Ted ya se ha olvidado de las indicaciones cuando encuentra el Auerbach y la puerta correspondiente, pero no quiere volver a preguntarle a la chica y quedar como un idiota. También sospecha que la casa se la habrá comido a estas alturas. Suspira y se adentra en el pasillo, que es tan blanco como el salón sólo que tiene el suelo cubierto por una moqueta roja y espesa. Se balancea un poco sobre sus pies para comprobar lo mullida que es. La opulencia extrema de la casa le hace sentir raro, pequeño e inadecuado pero también algo solo, aunque sabe que si da la vuelta se encontrará con un número incontable de personas bebiendo pequeños tragos de sus copas.

Camina en línea recta durante un par de minutos y elige una puerta al azar, con tan buena suerte que se abre en otro pasillo de puertas cerradas e idénticas, como la planta anodina de un hotel. Frunce el ceño.

—No me extraña que desaparezca la gente —murmura, y sigue caminando por el nuevo pasillo, abriendo puertas a su paso. Al principio lo hace con cuidado por si hubiese alguien dentro, pero después de abrir cinco habitaciones y encontrarse sólo muebles cubiertos con sábanas empieza a hacerlo sin ningún miramiento. Saca el móvil de su bolsillo trasero y le manda un mensaje de texto a Marshall.
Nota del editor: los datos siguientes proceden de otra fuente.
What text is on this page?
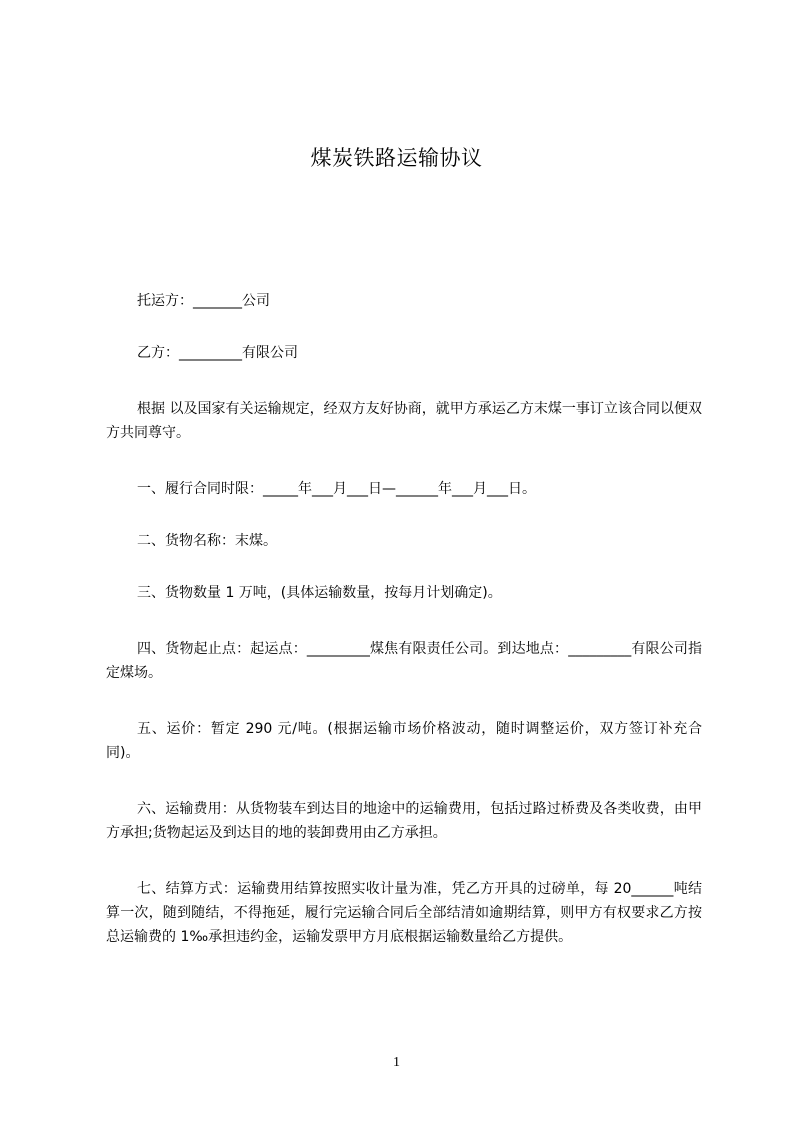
煤炭铁路运输协议

托运方：_______公司

乙方：_________有限公司

根据 以及国家有关运输规定，经双方友好协商，就甲方承运乙方末煤一事订立该合同以便双方共同尊守。

一、履行合同时限：_____年___月___日—______年___月___日。

二、货物名称：末煤。

三、货物数量 1 万吨，(具体运输数量，按每月计划确定)。

四、货物起止点：起运点：_________煤焦有限责任公司。到达地点：_________有限公司指定煤场。

五、运价：暂定 290 元/吨。(根据运输市场价格波动，随时调整运价，双方签订补充合同)。

六、运输费用：从货物装车到达目的地途中的运输费用，包括过路过桥费及各类收费，由甲方承担;货物起运及到达目的地的装卸费用由乙方承担。

七、结算方式：运输费用结算按照实收计量为准，凭乙方开具的过磅单，每 20______吨结算一次，随到随结，不得拖延，履行完运输合同后全部结清如逾期结算，则甲方有权要求乙方按总运输费的 1‰承担违约金，运输发票甲方月底根据运输数量给乙方提供。

1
Creo que la casa me ha comido. :'(

La respuesta de Marshall no tarda en vibrarle en la mano, aunque la cobertura en el interior parpadea y desaparece a ratos.

no t rindas ted stamos contigo. L&M xxxxxxxxoxoxoxo

Ted suelta una risa. El sonido de la fiesta queda lejano y acolchado por las paredes, como si los oídos de la casa estuviesen taponados, suspendidos en mitad de un cambio de presión. Ted decide seguir abriendo puertas porque golpearlas contra la pared le hace sentir que la situación es un poco menos irreal.

Está tarareando la canción de la invitación, repitiendo nananá like we're gonna die young en bucle cuando abre una habitación y se encuentra luz dentro. Es una especie de estudio, cubierto de estanterías, con un escritorio de madera pulida en el centro. Ted se asoma.

—Así que eras tú el que estaba intentando destrozarme la casa.

Barney está ahí, naturalmente, sentado sobre una alfombra afgana con las piernas en uve y una copa de whisky entre las manos.

—Ah. ¿Qué?

—Las puertas —dice, y hace un brindis en su dirección antes de beber—. Ya me había parecido que no te había gustado mucho la mansión.

—Um. Lo siento. Estaba buscando el baño.

—Ya casi lo habías encontrado, dos puertas más y voilà.

Ted suspira.

—En realidad estaba escapando de la fiesta. Y de Lily —Barney está iluminado sólo por la lámpara verde del escritorio, y la luz es tan tenue que Ted no puede leerle la expresión. Las sombras en el estudio parecen profundas, antinaturales—. ¿Qué haces aquí?

—Escapar de la fiesta. Y de Lily.

Ted fuerza una risa. Hace meses que no ve a Barney y hace años que las cosas no son como solían ser entre ellos. No sería tan malo, claro, si no hubiese roto con Robin. Todos tienen una vida mucho más complicada ahora que hace veinte años, y Ted está dispuesto a aceptar que sus amigos ya no le quieren de la misma manera, que todos tienen su vida y sus hijos y sus trabajos, aunque él siga siendo un soltero en Nueva York que dibuja edificios. Ted ya no sabe cómo hablar con Barney, y si es sincero tampoco tiene ganas de intentarlo.

—Bueno, entonces te dejo.

—O podrías. Quedarte —dice Barney, rápido. Está mirando al suelo y no a él, acariciando la alfombra como si fuese un animal—. No lo parece, pero esta alfombra es la hostia de cómoda.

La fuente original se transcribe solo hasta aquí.